= John Geier =

American psychologist

Dr. John George Geier Jr (Flint, Michigan; January 24, 1934 – September 26, 2009) was an American psychologist who worked extensively on the pseudoscientific DISC assessment system which claimed to improve work/life performance.

Dr. Geier had a 40-year career in the assessment process and was known as a pioneer and founder of personnel selection, training and research, and a leader of human assessment. During his career, he developed numerous assessment tools, including the DiSC Personal Profile System, and the Personality Factor Profile, used for more than 50 million people around the world and translated to more than 30 different languages.

== Family background and early years ==
John G. Geier was born to John George Geier, (1900–1967) and Irene E. Bock (1911–1978). John’s father was of Volga-German extraction, and Irene was the daughter of Jewish immigrants from the Austro-Hungarian Empire.

John was a bright student who worked his way through college by assisting his father on painting jobs.

== Education and career ==
John G. Geier graduated from Northwestern College with a major in speech (psychology minor). He excelled in speech and debate and served as senior class vice president. He chose Joshua 1:8 as his verse for the '58 yearbook: "Do not let this Book of the Law depart from your mouth; meditate on it day and night so that you may be careful to do everything written in it. Then you will be prosperous and successful."

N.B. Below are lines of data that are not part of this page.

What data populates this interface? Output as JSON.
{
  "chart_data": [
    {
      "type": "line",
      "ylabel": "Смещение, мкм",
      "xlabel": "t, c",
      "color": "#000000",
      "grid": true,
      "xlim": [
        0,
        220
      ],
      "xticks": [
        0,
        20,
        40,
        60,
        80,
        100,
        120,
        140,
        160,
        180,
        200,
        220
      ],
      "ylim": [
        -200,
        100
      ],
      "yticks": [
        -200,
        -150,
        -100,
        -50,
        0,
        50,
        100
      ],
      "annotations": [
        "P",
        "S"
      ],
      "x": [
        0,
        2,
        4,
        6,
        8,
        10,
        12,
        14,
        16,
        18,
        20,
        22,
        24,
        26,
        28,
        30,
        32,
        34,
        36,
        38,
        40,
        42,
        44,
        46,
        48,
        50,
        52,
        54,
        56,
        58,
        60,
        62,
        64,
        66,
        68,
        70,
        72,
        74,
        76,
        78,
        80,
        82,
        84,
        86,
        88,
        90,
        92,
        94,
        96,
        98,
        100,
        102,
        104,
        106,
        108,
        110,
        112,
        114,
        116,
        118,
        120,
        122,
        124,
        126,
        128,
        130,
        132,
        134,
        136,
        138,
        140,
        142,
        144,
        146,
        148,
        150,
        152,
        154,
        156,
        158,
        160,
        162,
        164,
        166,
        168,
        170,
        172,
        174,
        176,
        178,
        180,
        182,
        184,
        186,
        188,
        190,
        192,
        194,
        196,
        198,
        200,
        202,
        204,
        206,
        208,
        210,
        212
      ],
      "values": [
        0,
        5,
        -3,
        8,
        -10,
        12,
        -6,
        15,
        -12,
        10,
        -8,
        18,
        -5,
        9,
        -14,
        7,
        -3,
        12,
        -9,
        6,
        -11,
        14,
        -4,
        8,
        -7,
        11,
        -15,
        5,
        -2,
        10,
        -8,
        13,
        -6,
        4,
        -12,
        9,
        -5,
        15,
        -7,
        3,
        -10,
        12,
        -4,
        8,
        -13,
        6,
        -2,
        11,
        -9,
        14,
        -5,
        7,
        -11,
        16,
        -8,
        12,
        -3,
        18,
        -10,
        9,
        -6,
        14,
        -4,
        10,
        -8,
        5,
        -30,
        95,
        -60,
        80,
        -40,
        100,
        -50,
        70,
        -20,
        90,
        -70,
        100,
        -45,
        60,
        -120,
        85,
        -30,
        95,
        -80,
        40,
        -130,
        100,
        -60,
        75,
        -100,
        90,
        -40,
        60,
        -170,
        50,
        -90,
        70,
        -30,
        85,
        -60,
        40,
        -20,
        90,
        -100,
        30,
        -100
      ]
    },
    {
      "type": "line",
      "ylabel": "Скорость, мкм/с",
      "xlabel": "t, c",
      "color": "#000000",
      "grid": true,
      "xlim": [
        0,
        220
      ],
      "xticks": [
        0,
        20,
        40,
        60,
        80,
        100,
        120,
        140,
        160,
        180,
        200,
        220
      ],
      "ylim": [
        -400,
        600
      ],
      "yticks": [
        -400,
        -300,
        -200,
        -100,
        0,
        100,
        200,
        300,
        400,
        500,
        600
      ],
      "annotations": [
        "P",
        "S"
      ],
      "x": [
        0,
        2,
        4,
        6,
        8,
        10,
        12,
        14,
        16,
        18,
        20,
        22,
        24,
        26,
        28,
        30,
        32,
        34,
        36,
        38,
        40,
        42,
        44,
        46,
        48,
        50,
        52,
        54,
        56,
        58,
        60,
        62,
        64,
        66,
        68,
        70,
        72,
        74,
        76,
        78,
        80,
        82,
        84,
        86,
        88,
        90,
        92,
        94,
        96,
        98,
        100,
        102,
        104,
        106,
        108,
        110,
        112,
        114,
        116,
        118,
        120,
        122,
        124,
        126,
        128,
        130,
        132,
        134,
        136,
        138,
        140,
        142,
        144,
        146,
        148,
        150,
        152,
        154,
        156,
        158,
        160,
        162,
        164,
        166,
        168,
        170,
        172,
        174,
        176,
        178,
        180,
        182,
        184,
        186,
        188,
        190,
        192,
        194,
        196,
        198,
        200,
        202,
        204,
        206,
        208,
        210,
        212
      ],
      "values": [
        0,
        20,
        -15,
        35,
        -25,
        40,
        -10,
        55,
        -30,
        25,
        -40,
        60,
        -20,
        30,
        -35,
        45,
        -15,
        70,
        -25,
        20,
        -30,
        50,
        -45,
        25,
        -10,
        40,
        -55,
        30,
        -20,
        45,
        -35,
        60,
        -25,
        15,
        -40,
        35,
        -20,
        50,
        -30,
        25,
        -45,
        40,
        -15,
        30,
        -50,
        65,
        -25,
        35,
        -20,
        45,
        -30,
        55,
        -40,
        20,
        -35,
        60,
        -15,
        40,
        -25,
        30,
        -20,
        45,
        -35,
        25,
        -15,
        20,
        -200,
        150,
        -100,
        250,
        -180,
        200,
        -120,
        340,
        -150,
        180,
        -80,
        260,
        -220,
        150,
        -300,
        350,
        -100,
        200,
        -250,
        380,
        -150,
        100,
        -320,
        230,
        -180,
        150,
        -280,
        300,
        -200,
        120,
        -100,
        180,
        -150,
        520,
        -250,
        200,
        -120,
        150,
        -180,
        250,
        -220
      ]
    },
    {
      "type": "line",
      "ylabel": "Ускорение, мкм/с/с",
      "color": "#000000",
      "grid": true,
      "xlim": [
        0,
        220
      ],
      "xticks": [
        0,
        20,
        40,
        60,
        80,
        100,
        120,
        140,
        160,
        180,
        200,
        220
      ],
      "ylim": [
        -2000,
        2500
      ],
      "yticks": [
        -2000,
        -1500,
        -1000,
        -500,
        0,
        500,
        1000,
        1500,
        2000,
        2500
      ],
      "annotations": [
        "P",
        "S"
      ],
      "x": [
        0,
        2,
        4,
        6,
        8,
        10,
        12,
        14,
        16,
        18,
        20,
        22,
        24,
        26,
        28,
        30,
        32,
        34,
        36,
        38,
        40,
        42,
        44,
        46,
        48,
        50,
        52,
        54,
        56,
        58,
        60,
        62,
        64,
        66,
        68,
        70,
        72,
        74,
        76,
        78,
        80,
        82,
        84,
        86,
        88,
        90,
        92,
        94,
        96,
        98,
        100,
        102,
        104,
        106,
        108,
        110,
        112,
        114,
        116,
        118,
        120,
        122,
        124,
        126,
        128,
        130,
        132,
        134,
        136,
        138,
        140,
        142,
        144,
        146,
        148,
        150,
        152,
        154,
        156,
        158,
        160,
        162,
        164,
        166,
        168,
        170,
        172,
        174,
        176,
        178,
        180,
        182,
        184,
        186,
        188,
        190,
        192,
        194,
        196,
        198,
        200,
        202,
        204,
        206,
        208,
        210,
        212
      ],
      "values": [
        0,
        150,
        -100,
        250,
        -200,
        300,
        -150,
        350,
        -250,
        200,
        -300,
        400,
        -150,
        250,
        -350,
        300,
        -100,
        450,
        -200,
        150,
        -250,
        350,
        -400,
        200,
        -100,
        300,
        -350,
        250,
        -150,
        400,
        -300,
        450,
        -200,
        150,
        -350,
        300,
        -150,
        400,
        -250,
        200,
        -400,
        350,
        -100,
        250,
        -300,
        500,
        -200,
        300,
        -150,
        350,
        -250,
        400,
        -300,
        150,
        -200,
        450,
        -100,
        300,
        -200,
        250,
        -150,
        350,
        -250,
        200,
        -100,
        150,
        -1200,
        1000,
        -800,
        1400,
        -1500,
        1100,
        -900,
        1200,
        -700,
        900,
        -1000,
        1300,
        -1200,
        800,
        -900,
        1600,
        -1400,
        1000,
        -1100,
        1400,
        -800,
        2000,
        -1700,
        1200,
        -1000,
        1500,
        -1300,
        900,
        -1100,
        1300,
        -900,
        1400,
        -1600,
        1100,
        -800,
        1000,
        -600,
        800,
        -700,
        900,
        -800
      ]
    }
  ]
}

He earned a master in speech communication (educational psychology & statistics minor) and a Ph.D. in communication theory (organizational behavior/public administration minor) at the University of Minnesota. While attending the university, he worked at Northwestern College as an instructor, then as assistant to the president and director of public relations.

Dr. Geier's career included co-founder of the health ecology divisions, director of behavioral sciences and management education, and dean of the summer school at the University of Minnesota, dean of the extended university, University of Arizona, adjunct professor at the University of Michigan Graduate School of Business where he taught the internationally renowned Manager of Managers seminar, and work as a researcher, author and consultant.

His honors included Outstanding Teacher of the Year (health sciences), University of Minnesota Distinguished Service Award, Citicorp Executive Development Center; and Special Appreciation Award, National Telemarketing Association. He conducted research for the U.S. Health Commission, University of Minnesota Medical School, Oldsmobile and IBM Corp.

Dr Geier's professional and community participation included founder/president of Outreach Home for the Mentally Retarded (now the Portland Residence), designer and instructor for sensitivity training courses for Minneapolis and Saint Paul police departments, and lead instructor for the Allie Q. Brown Afro-American Special School.